Der Einsturz der Francis-Scott-Key-Brücke in Baltimore in der Nacht zum 26. März hat laut dem Journalisten Sonali Kolhatkar in den USA Schockwellen ausgelöst. In einem am Montag auf dem Portal Counterpunch veröffentlichten Beitrag setzt er sich mit den grundlegenden Ursachen des Vorfalls auseinander.
Die Brücke sei nicht für den direkten Aufprall eines so grossen Containerschiffs wie der «Dali» gebaut worden. Das Schiff hatte das Bauwerk innerhalb weniger Minuten zum Einsturz gebracht, nachdem es mit Motorschaden unkontrolliert auf die Brücke zugetrieben war. Kolhatkar stellt klar:
«Der Vorfall ist ein Symbol dafür, wie der ungebremste Kapitalismus dazu geführt hat, dass Sicherheitsbelange dem Profitstreben untergeordnet wurden.»
Die vom Schifffahrtskonzern Maersk betriebene «Dali» hatte den Angaben nach mehr als 800 Tonnen ätzender und brennbarer Stoffe geladen. US-Verkehrsminister Pete Buttigieg habe das 95’000-Tonnen-Schiff mit einem Flugzeugträger verglichen, so Kolhatkar. Zum Zeitpunkt des Baus der Brücke, den 1970er Jahren, seien Frachtschiffe noch nicht so gross gewesen.
Diese Schiffe seien in den letzten Jahrzehnten immer grösser geworden. Ein Wirtschaftswissenschaftler habe gegenüber der US-Zeitung New York Times (NYT) erklärt, dass die Schifffahrtsunternehmen «das taten, was sie für sich am effizientesten hielten – die Schiffe gross zu machen – und dem Rest der Welt keine grosse Beachtung schenkten».
In der Folge seien die Wasserstrassen ausgebaut worden, um den Giganten Platz zu bieten – «oft auf Kosten der Allgemeinheit», so der Autor. Etwa 90 Prozent aller gehandelten Waren, die von einem Teil der Welt in den anderen verschifft werden, werden danach auf dem Wasserweg transportiert.
«Mit dem zunehmenden Profitstreben der Unternehmen ist auch der Handel globalisiert worden. Und Sicherheitsbedenken sind in den Hintergrund getreten, wie eine von Jacobin veröffentlichte Untersuchung zeigt.»
Laut Kolhatkar hat das US-Arbeitsministerium 2023 eine Beschwerde gegen Maersk untersucht, weil es Vergeltungsmassnahmen gegen einen Whistleblower ergriffen habe. Der hatte dem Bericht nach auf Sicherheitsbedenken hingewiesen.

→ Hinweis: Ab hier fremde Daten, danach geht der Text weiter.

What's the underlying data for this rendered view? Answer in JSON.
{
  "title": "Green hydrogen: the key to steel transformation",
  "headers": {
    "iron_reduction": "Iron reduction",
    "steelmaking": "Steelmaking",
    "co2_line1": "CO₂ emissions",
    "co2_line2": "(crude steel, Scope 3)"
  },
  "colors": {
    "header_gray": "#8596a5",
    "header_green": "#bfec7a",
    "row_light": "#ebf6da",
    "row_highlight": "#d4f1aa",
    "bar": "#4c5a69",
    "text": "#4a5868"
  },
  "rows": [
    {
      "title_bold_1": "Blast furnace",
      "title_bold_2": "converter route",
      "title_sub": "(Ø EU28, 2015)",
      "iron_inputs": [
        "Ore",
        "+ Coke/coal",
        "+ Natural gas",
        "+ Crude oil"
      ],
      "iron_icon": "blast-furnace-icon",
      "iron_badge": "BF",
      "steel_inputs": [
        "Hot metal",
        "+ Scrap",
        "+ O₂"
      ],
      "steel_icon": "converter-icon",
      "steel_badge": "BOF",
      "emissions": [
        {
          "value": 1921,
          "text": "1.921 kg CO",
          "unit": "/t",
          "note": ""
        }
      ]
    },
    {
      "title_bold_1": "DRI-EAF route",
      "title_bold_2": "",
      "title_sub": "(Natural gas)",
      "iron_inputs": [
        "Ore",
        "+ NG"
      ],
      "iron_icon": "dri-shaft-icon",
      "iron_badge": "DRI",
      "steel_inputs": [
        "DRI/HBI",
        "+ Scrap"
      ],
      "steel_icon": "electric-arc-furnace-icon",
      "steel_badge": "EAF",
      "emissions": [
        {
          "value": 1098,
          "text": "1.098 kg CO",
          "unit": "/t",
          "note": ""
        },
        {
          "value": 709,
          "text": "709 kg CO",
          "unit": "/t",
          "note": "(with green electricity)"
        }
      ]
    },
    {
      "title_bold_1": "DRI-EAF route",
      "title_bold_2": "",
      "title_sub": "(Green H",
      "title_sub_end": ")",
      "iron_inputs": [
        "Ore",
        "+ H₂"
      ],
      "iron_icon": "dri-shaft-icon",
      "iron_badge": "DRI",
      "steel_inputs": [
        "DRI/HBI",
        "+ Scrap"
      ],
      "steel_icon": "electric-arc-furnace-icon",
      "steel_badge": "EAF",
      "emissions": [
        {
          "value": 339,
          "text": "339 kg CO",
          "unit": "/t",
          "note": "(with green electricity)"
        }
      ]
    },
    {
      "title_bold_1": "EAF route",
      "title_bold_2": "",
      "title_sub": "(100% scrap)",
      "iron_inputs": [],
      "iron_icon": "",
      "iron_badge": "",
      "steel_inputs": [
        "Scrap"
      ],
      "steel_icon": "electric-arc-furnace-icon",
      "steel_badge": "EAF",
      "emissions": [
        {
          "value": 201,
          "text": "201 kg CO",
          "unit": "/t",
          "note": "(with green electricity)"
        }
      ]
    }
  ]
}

Ein ähnliches Szenario der Gefährdung der Sicherheit im Dienste des Profits habe sich bei Boeing, einem der weltweit führenden Flugzeughersteller, abgespielt, schreibt der Journalist. Im Januar dieses Jahres sei ein Flug der Alaska Airlines mit einer Notlandung geendet, weil das Flugzeug, eine Boeing 737 Max, mitten im Flug ein Panel verloren habe.

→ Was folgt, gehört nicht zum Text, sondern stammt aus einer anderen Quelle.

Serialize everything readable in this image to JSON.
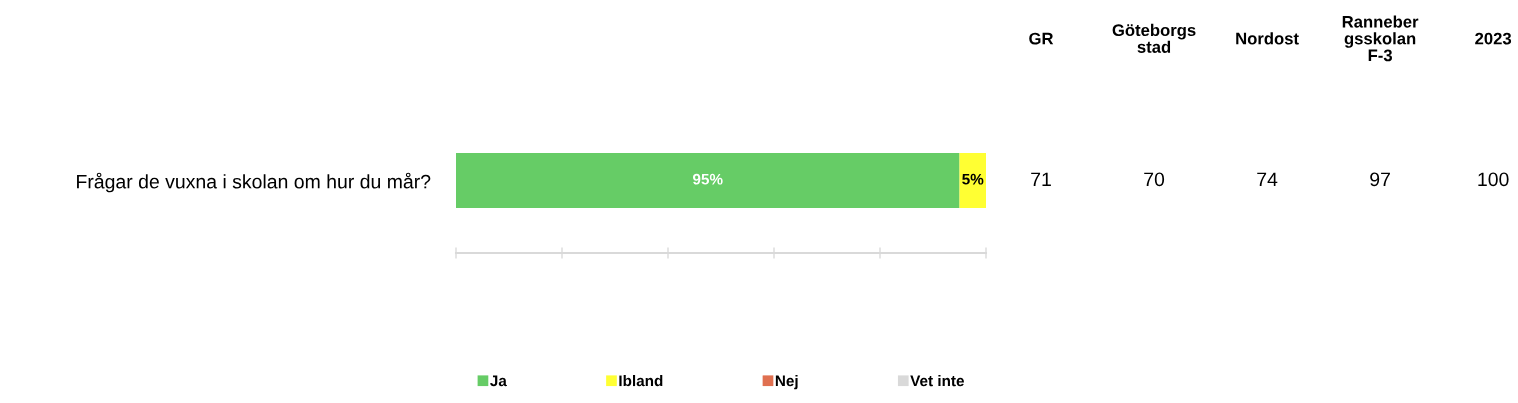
{
  "chart_data": [
    {
      "type": "bar",
      "orientation": "horizontal",
      "stacked": true,
      "categories": [
        "Frågar de vuxna i skolan om hur du mår?"
      ],
      "series": [
        {
          "name": "Ja",
          "color": "#66cc66",
          "values": [
            95
          ],
          "value_labels": [
            "95%"
          ]
        },
        {
          "name": "Ibland",
          "color": "#ffff33",
          "values": [
            5
          ],
          "value_labels": [
            "5%"
          ]
        },
        {
          "name": "Nej",
          "color": "#e07050",
          "values": [
            0
          ],
          "value_labels": [
            null
          ]
        },
        {
          "name": "Vet inte",
          "color": "#d9d9d9",
          "values": [
            0
          ],
          "value_labels": [
            null
          ]
        }
      ],
      "xlim": [
        0,
        100
      ],
      "xticks": [
        {
          "value": 0,
          "label": null
        },
        {
          "value": 20,
          "label": null
        },
        {
          "value": 40,
          "label": null
        },
        {
          "value": 60,
          "label": null
        },
        {
          "value": 80,
          "label": null
        },
        {
          "value": 100,
          "label": null
        }
      ],
      "grid": false,
      "legend": "bottom"
    },
    {
      "type": "other",
      "categories": [
        "GR",
        "Göteborgs\nstad",
        "Nordost",
        "Ranneber\ngsskolan\nF-3",
        "2023"
      ],
      "values": [
        71,
        70,
        74,
        97,
        100
      ],
      "data_labels": true
    }
  ]
}
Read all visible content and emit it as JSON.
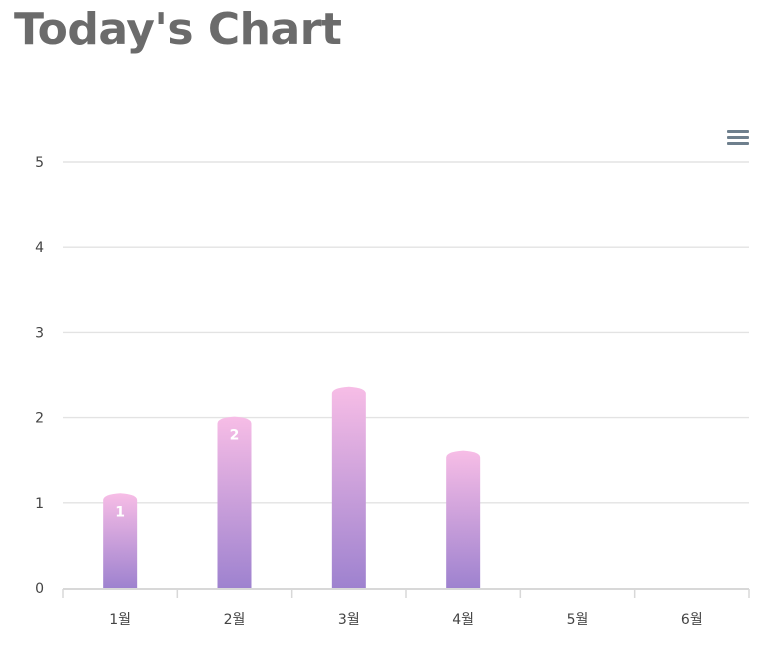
{
  "header": {
    "title": "Today's Chart"
  },
  "toolbar": {
    "menu_icon": "hamburger-menu-icon"
  },
  "colors": {
    "bar_top": "#f7bde6",
    "bar_bottom": "#9e82cf",
    "grid": "#e3e3e3",
    "tick_text": "#444444",
    "title": "#6b6b6b"
  },
  "chart_data": {
    "type": "bar",
    "title": "",
    "xlabel": "",
    "ylabel": "",
    "categories": [
      "1월",
      "2월",
      "3월",
      "4월",
      "5월",
      "6월"
    ],
    "values": [
      1.1,
      2.0,
      2.35,
      1.6,
      null,
      null
    ],
    "data_labels": [
      "1",
      "2",
      "",
      "",
      "",
      ""
    ],
    "ylim": [
      0,
      5
    ],
    "yticks": [
      "0",
      "1",
      "2",
      "3",
      "4",
      "5"
    ],
    "grid": true,
    "legend": "none"
  }
}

Die NYT habe dazu einen Beitrag mit der Schlagzeile «Boeing steht vor einer schwierigen Balance zwischen Sicherheit und finanzieller Leistung» veröffentlicht. Darin sei das Dilemma für die Führungskräfte von Boeing mit folgender Frage umrissen worden: «Sollen sie die Sicherheit oder die finanzielle Leistung in den Vordergrund stellen?»

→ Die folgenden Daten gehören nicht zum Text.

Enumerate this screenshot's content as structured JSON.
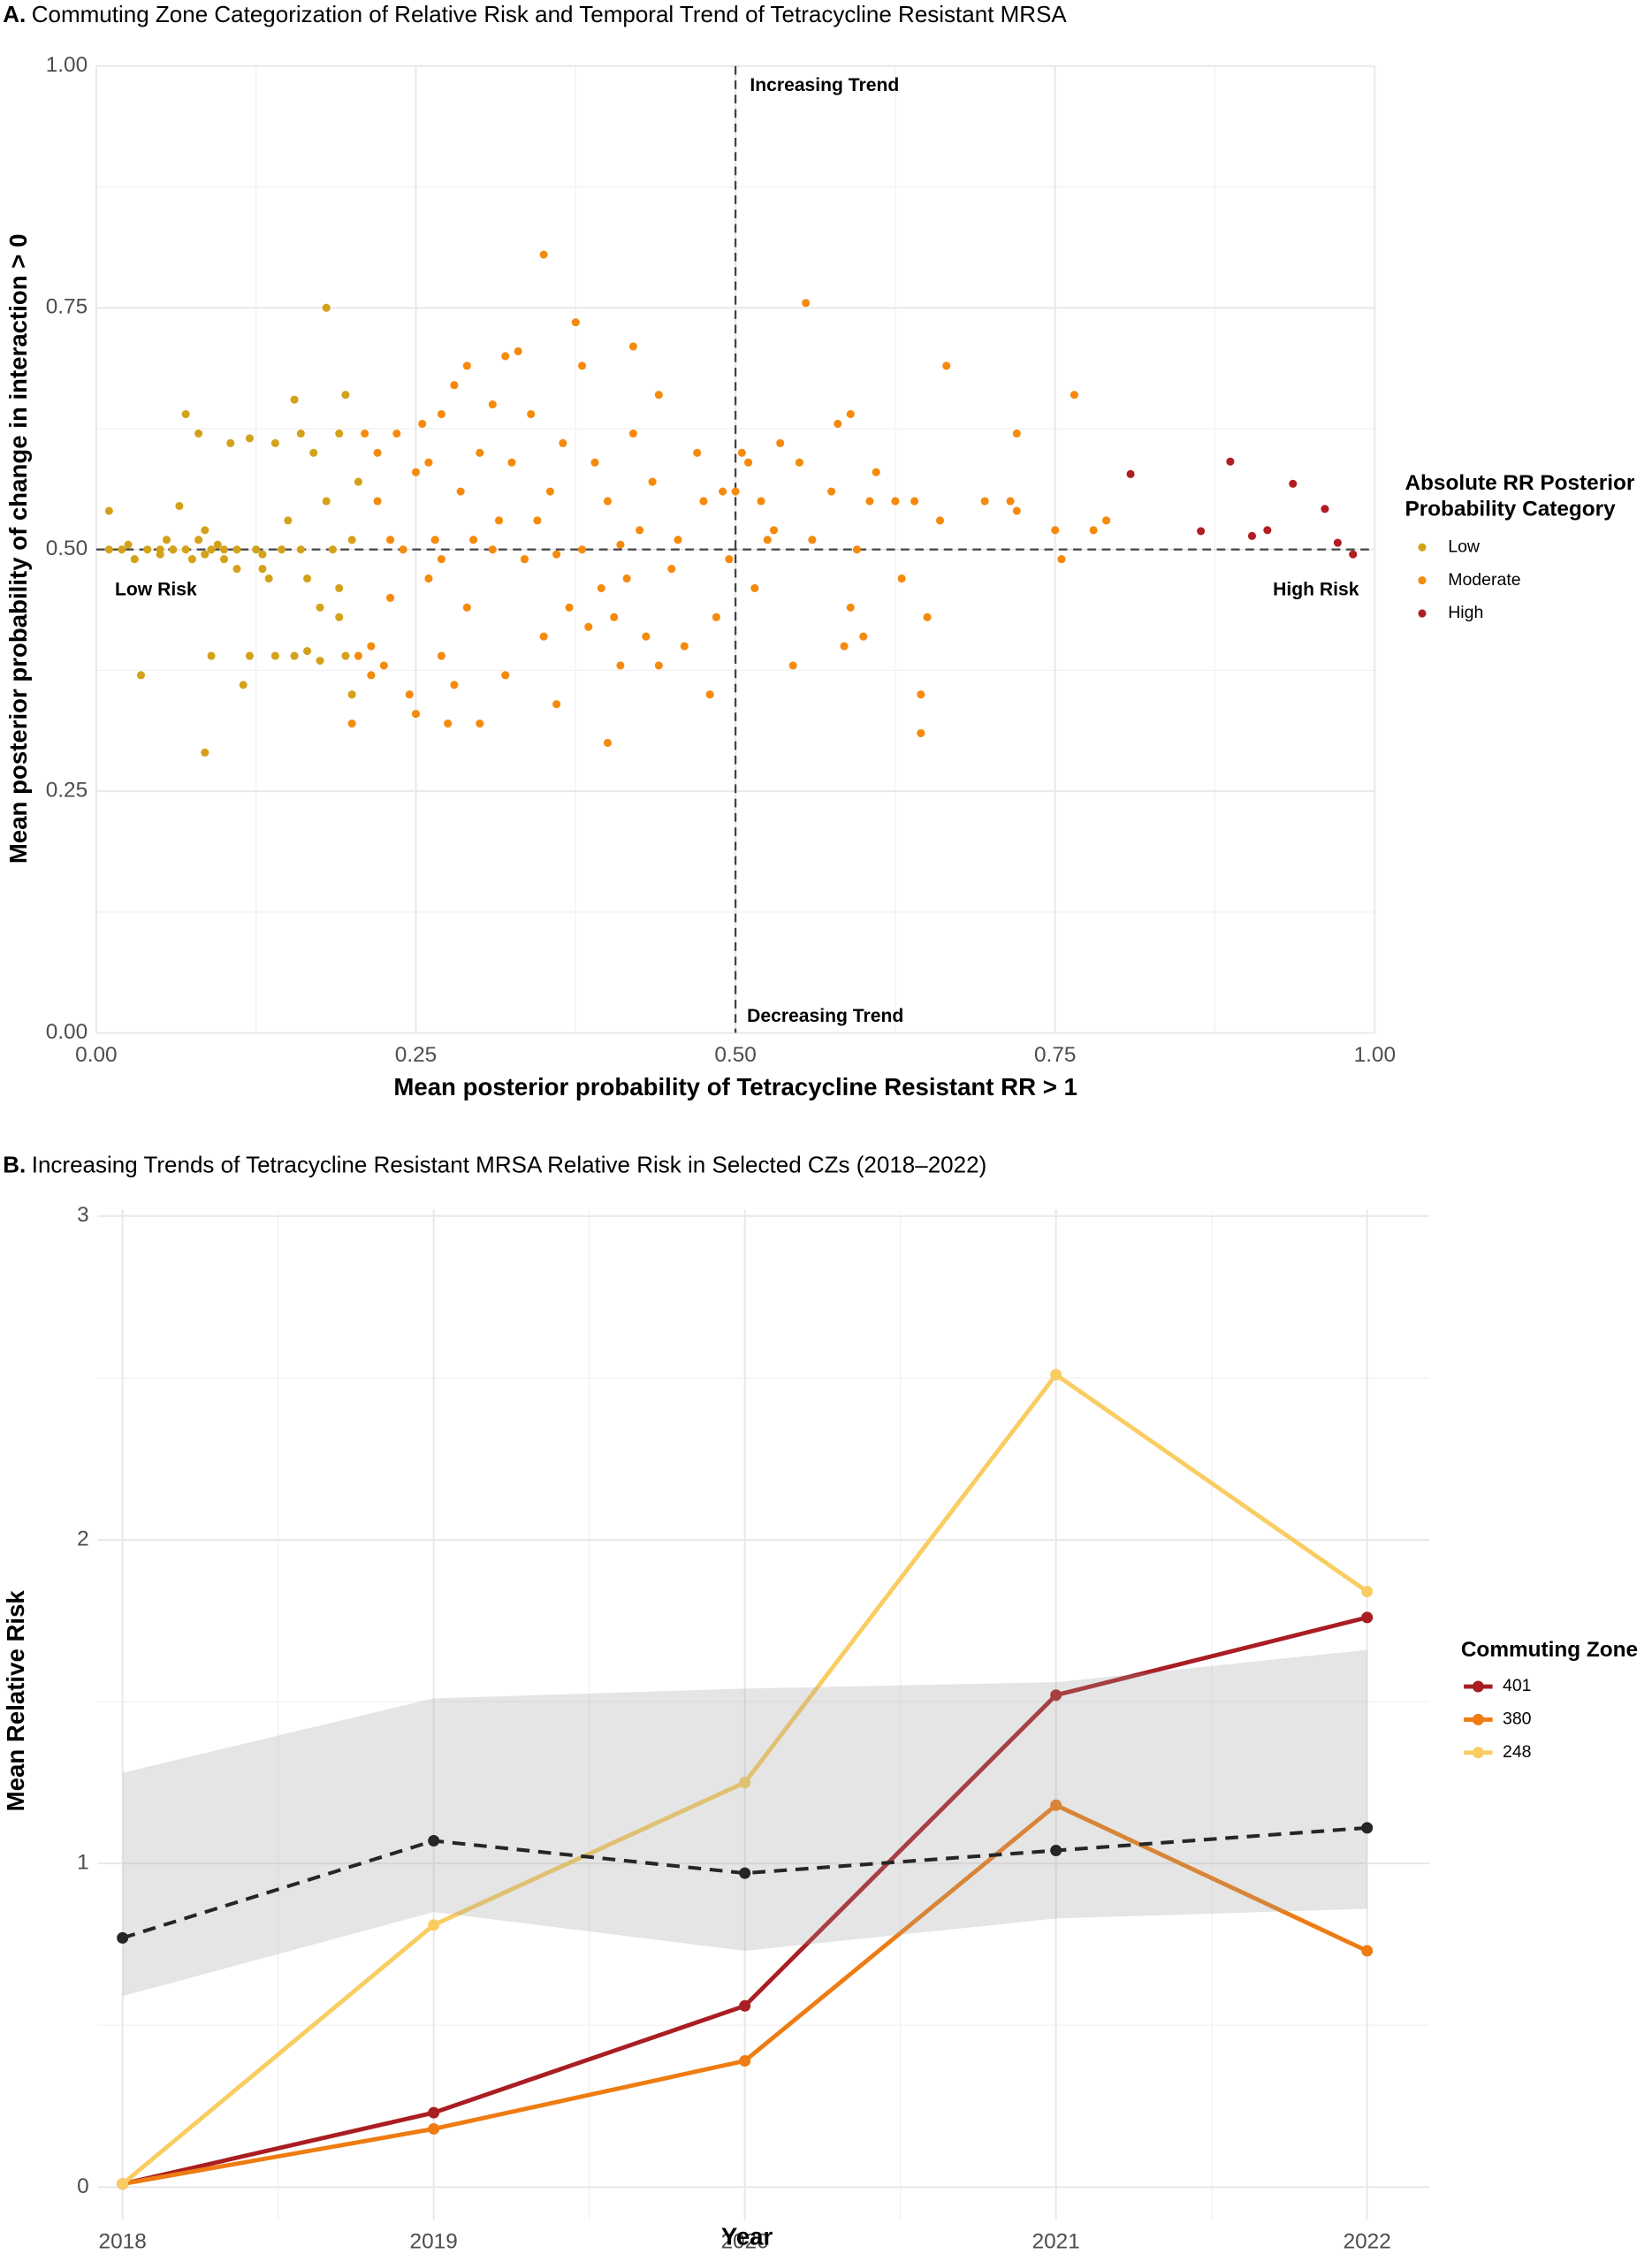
{
  "chart_data": [
    {
      "type": "scatter",
      "panel_label": "A.",
      "title": "Commuting Zone Categorization of Relative Risk and Temporal Trend of Tetracycline Resistant MRSA",
      "x_label": "Mean posterior probability of Tetracycline Resistant RR > 1",
      "y_label": "Mean posterior probability of change in interaction > 0",
      "xlim": [
        0,
        1
      ],
      "ylim": [
        0,
        1
      ],
      "xticks": [
        {
          "value": 0,
          "label": "0.00"
        },
        {
          "value": 0.25,
          "label": "0.25"
        },
        {
          "value": 0.5,
          "label": "0.50"
        },
        {
          "value": 0.75,
          "label": "0.75"
        },
        {
          "value": 1,
          "label": "1.00"
        }
      ],
      "yticks": [
        {
          "value": 0,
          "label": "0.00"
        },
        {
          "value": 0.25,
          "label": "0.25"
        },
        {
          "value": 0.5,
          "label": "0.50"
        },
        {
          "value": 0.75,
          "label": "0.75"
        },
        {
          "value": 1,
          "label": "1.00"
        }
      ],
      "xminor": [
        0.125,
        0.375,
        0.625,
        0.875
      ],
      "yminor": [
        0.125,
        0.375,
        0.625,
        0.875
      ],
      "grid": true,
      "hline": 0.5,
      "vline": 0.5,
      "annotations": [
        "Increasing Trend",
        "Decreasing Trend",
        "Low Risk",
        "High Risk"
      ],
      "legend_title": [
        "Absolute RR Posterior",
        "Probability Category"
      ],
      "series": [
        {
          "name": "Low",
          "color": "#d4a21a",
          "x": [
            0.01,
            0.01,
            0.02,
            0.03,
            0.035,
            0.04,
            0.05,
            0.055,
            0.06,
            0.065,
            0.07,
            0.07,
            0.075,
            0.08,
            0.08,
            0.085,
            0.085,
            0.09,
            0.09,
            0.095,
            0.1,
            0.105,
            0.11,
            0.115,
            0.12,
            0.12,
            0.125,
            0.13,
            0.13,
            0.135,
            0.14,
            0.145,
            0.15,
            0.155,
            0.155,
            0.16,
            0.165,
            0.165,
            0.17,
            0.175,
            0.18,
            0.18,
            0.185,
            0.19,
            0.19,
            0.195,
            0.195,
            0.2,
            0.2,
            0.205,
            0.19,
            0.175,
            0.16,
            0.14,
            0.11,
            0.06,
            0.05,
            0.025,
            0.1,
            0.085
          ],
          "y": [
            0.54,
            0.5,
            0.5,
            0.49,
            0.37,
            0.5,
            0.5,
            0.51,
            0.5,
            0.545,
            0.64,
            0.5,
            0.49,
            0.51,
            0.62,
            0.52,
            0.29,
            0.5,
            0.39,
            0.505,
            0.49,
            0.61,
            0.5,
            0.36,
            0.39,
            0.615,
            0.5,
            0.48,
            0.495,
            0.47,
            0.61,
            0.5,
            0.53,
            0.655,
            0.39,
            0.62,
            0.47,
            0.395,
            0.6,
            0.385,
            0.55,
            0.75,
            0.5,
            0.46,
            0.62,
            0.66,
            0.39,
            0.35,
            0.51,
            0.57,
            0.43,
            0.44,
            0.5,
            0.39,
            0.48,
            0.5,
            0.495,
            0.505,
            0.5,
            0.495
          ]
        },
        {
          "name": "Moderate",
          "color": "#f58a0c",
          "x": [
            0.2,
            0.205,
            0.21,
            0.215,
            0.22,
            0.225,
            0.23,
            0.235,
            0.24,
            0.245,
            0.25,
            0.25,
            0.255,
            0.26,
            0.26,
            0.265,
            0.27,
            0.27,
            0.275,
            0.28,
            0.285,
            0.29,
            0.29,
            0.295,
            0.3,
            0.3,
            0.31,
            0.315,
            0.32,
            0.32,
            0.325,
            0.33,
            0.335,
            0.34,
            0.345,
            0.35,
            0.35,
            0.355,
            0.36,
            0.365,
            0.37,
            0.375,
            0.38,
            0.38,
            0.385,
            0.39,
            0.395,
            0.4,
            0.4,
            0.405,
            0.41,
            0.415,
            0.42,
            0.42,
            0.425,
            0.43,
            0.435,
            0.44,
            0.44,
            0.45,
            0.455,
            0.46,
            0.47,
            0.475,
            0.48,
            0.485,
            0.49,
            0.495,
            0.5,
            0.505,
            0.51,
            0.515,
            0.52,
            0.525,
            0.53,
            0.535,
            0.545,
            0.55,
            0.555,
            0.56,
            0.575,
            0.58,
            0.585,
            0.59,
            0.59,
            0.595,
            0.6,
            0.605,
            0.61,
            0.625,
            0.63,
            0.64,
            0.645,
            0.645,
            0.65,
            0.66,
            0.665,
            0.695,
            0.715,
            0.72,
            0.72,
            0.75,
            0.755,
            0.765,
            0.78,
            0.79,
            0.27,
            0.31,
            0.36,
            0.41,
            0.23,
            0.22,
            0.28,
            0.215
          ],
          "y": [
            0.32,
            0.39,
            0.62,
            0.4,
            0.55,
            0.38,
            0.45,
            0.62,
            0.5,
            0.35,
            0.33,
            0.58,
            0.63,
            0.47,
            0.59,
            0.51,
            0.39,
            0.64,
            0.32,
            0.67,
            0.56,
            0.69,
            0.44,
            0.51,
            0.32,
            0.6,
            0.65,
            0.53,
            0.7,
            0.37,
            0.59,
            0.705,
            0.49,
            0.64,
            0.53,
            0.805,
            0.41,
            0.56,
            0.34,
            0.61,
            0.44,
            0.735,
            0.69,
            0.5,
            0.42,
            0.59,
            0.46,
            0.3,
            0.55,
            0.43,
            0.38,
            0.47,
            0.71,
            0.62,
            0.52,
            0.41,
            0.57,
            0.38,
            0.66,
            0.48,
            0.51,
            0.4,
            0.6,
            0.55,
            0.35,
            0.43,
            0.56,
            0.49,
            0.56,
            0.6,
            0.59,
            0.46,
            0.55,
            0.51,
            0.52,
            0.61,
            0.38,
            0.59,
            0.755,
            0.51,
            0.56,
            0.63,
            0.4,
            0.44,
            0.64,
            0.5,
            0.41,
            0.55,
            0.58,
            0.55,
            0.47,
            0.55,
            0.35,
            0.31,
            0.43,
            0.53,
            0.69,
            0.55,
            0.55,
            0.54,
            0.62,
            0.52,
            0.49,
            0.66,
            0.52,
            0.53,
            0.49,
            0.5,
            0.495,
            0.505,
            0.51,
            0.6,
            0.36,
            0.37
          ]
        },
        {
          "name": "High",
          "color": "#b01e23",
          "x": [
            0.809,
            0.864,
            0.887,
            0.904,
            0.916,
            0.936,
            0.961,
            0.971,
            0.983
          ],
          "y": [
            0.578,
            0.519,
            0.591,
            0.514,
            0.52,
            0.568,
            0.542,
            0.507,
            0.495
          ]
        }
      ]
    },
    {
      "type": "line",
      "panel_label": "B.",
      "title": "Increasing Trends of Tetracycline Resistant MRSA Relative Risk in Selected CZs (2018–2022)",
      "x_label": "Year",
      "y_label": "Mean Relative Risk",
      "legend_title": "Commuting Zone",
      "x": [
        2018,
        2019,
        2020,
        2021,
        2022
      ],
      "xlim": [
        2017.92,
        2022.2
      ],
      "ylim": [
        -0.1,
        3.02
      ],
      "xticks": [
        2018,
        2019,
        2020,
        2021,
        2022
      ],
      "yticks": [
        0,
        1,
        2,
        3
      ],
      "xminor": [
        2018.5,
        2019.5,
        2020.5,
        2021.5
      ],
      "yminor": [
        0.5,
        1.5,
        2.5
      ],
      "grid": true,
      "series": [
        {
          "name": "401",
          "color": "#a91e22",
          "values": [
            0.01,
            0.23,
            0.56,
            1.52,
            1.76
          ]
        },
        {
          "name": "380",
          "color": "#ee7c12",
          "values": [
            0.01,
            0.18,
            0.39,
            1.18,
            0.73
          ]
        },
        {
          "name": "248",
          "color": "#f9cd62",
          "values": [
            0.01,
            0.81,
            1.25,
            2.51,
            1.84
          ]
        }
      ],
      "mean_trend": {
        "color": "#262626",
        "values": [
          0.77,
          1.07,
          0.97,
          1.04,
          1.11
        ]
      },
      "band": {
        "color": "#a0a0a0",
        "lower": [
          0.59,
          0.85,
          0.73,
          0.83,
          0.86
        ],
        "upper": [
          1.28,
          1.51,
          1.54,
          1.56,
          1.66
        ]
      }
    }
  ]
}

Das Flugzeugbauunternehmen habe «jahrelang zu viel Wert auf die Steigerung der Gewinne und die Bereicherung der Aktionäre durch Dividenden und Aktienrückkäufe gelegt und nicht genug in Technik und Sicherheit investiert». Kolhatkar meint gar: «Ein unsicheres Flugzeug ist kein Flugzeug, es ist eine Todesfalle.» Und weiter:
«Und doch läuft in einem kapitalistischen Rahmen alles auf eine Kosten-Nutzen-Analyse hinaus. Wenn die Kosten für die Sicherheit von Unternehmen wie Boeing oder Maersk den finanziellen Nutzen übersteigen, ist es das für die Führungskräfte und Aktionäre einfach nicht wert.»
In diesem Zusammenhang macht Kolhatkar auch auf Folgendes aufmerksam: Während der Alaska-Airlines-Flug dieses Mal glücklicherweise keine Todesopfer gefordert habe, hätten Hunderte von Menschen an Bord von Boeing 737-Maschinen in den Jahren 2018 und 2019 nicht so viel Glück gehabt.
«Die Arbeiter in den Boeing-Fabriken in Washington und South Carolina, in denen die Flugzeuge zusammengebaut werden, müssen mit halsbrecherischer Geschwindigkeit arbeiten und Kompromisse bei der Sicherheit eingehen, um die Flugzeuge so schnell wie möglich zu produzieren.»
Die gefährdeten Arbeitnehmer und die Öffentlichkeit würden den Preis für diese unternehmerische Hybris zahlen. Im Fall des Brückenunglücks in Baltimore seien alle 22 Arbeiter an Bord der «Dali» indischer Herkunft. Ihr schnelles Handeln bei der Benachrichtigung der Behörden über den Stromausfall des Schiffes habe die Zahl der Opfer so gering wie möglich gehalten.
Ein Mitglied der Schiffscrew sei verletzt, während es sich bei den sechs vermutlich toten und den zwei aus dem eiskalten Wasser geretteten Personen um eingewanderte Arbeiter aus Mexiko und Mittelamerika handele, die als Teil eines Bautrupps auf der Brücke gearbeitet hätten.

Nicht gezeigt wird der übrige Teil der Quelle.